Green’s Dictionary of Slang

metallician n.

[their stock-in-trade, metal coins]

(Aus.) a bookmaker.

[UK]Bell’s Life in London 27 Jan. 4/2: Virgilius, Kilims, and Forester, names already familiar to the metallicians, and which [...] will often be pencilled down.
[UK]Sportsman (London) 12 Feb. 5/5: A well-known Yorkshire metallician called out ‘I’ll bet you 50l. to nothing, John’.
[Aus]Herald (Melbourne) 21 May 2/6: They Say [...] That the man who would book a double [...] should say to the metallician who books his bet, ‘Write me down an ass’.
[Aus]Bulletin (Sydney) 26 Sept. 5/3: ‘Better get shorn,’ remarked one rising metallician: ‘I’ll buy the fleece.’ ‘Thanks,’ replied the meek young man; ‘when I want to be fleeced this is the shed I will come to.’ And as he passed on the books thought that they had not ‘skinned the lamb’ that time.
[UK]Yorks.

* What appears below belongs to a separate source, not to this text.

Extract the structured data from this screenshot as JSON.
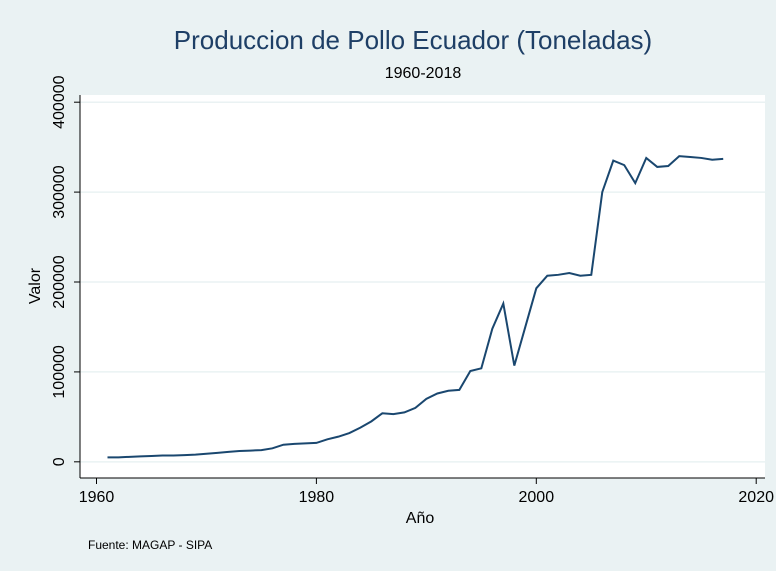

Herald 16 May 8/1: Language more terse than polute rolled out of the metallician.
[Aus]Dead Bird (Sydney) 14 June 1/3: Our friendly metallician retired into a corner of the refreshment room and wept bitterly.
[UK]E.S. Mott Mingled Yarn 315: [He] entrusted an obliging and leathern-lunged ‘metallician’ with half a sovereign.
[Aus]Sydney Sportsman (Surry Hills, NSW) 14 Nov. 1/2: A jockey [...] is as honest as most of the metallicians.
[UK]E. Spencer Cakes & Ale 100: A well-known magnate of the betting ring [...] hunts up the chef, and sheds upon him a ‘fiver’ or a ‘tenner’ [...] And that metallician and his party are not likely to starve.
[Aus]A.B. Paterson Saltbush Bill, J.P. [book] The Rabbi so elderly, grave, and patrician, / Had been in his hot youth a bold metallician.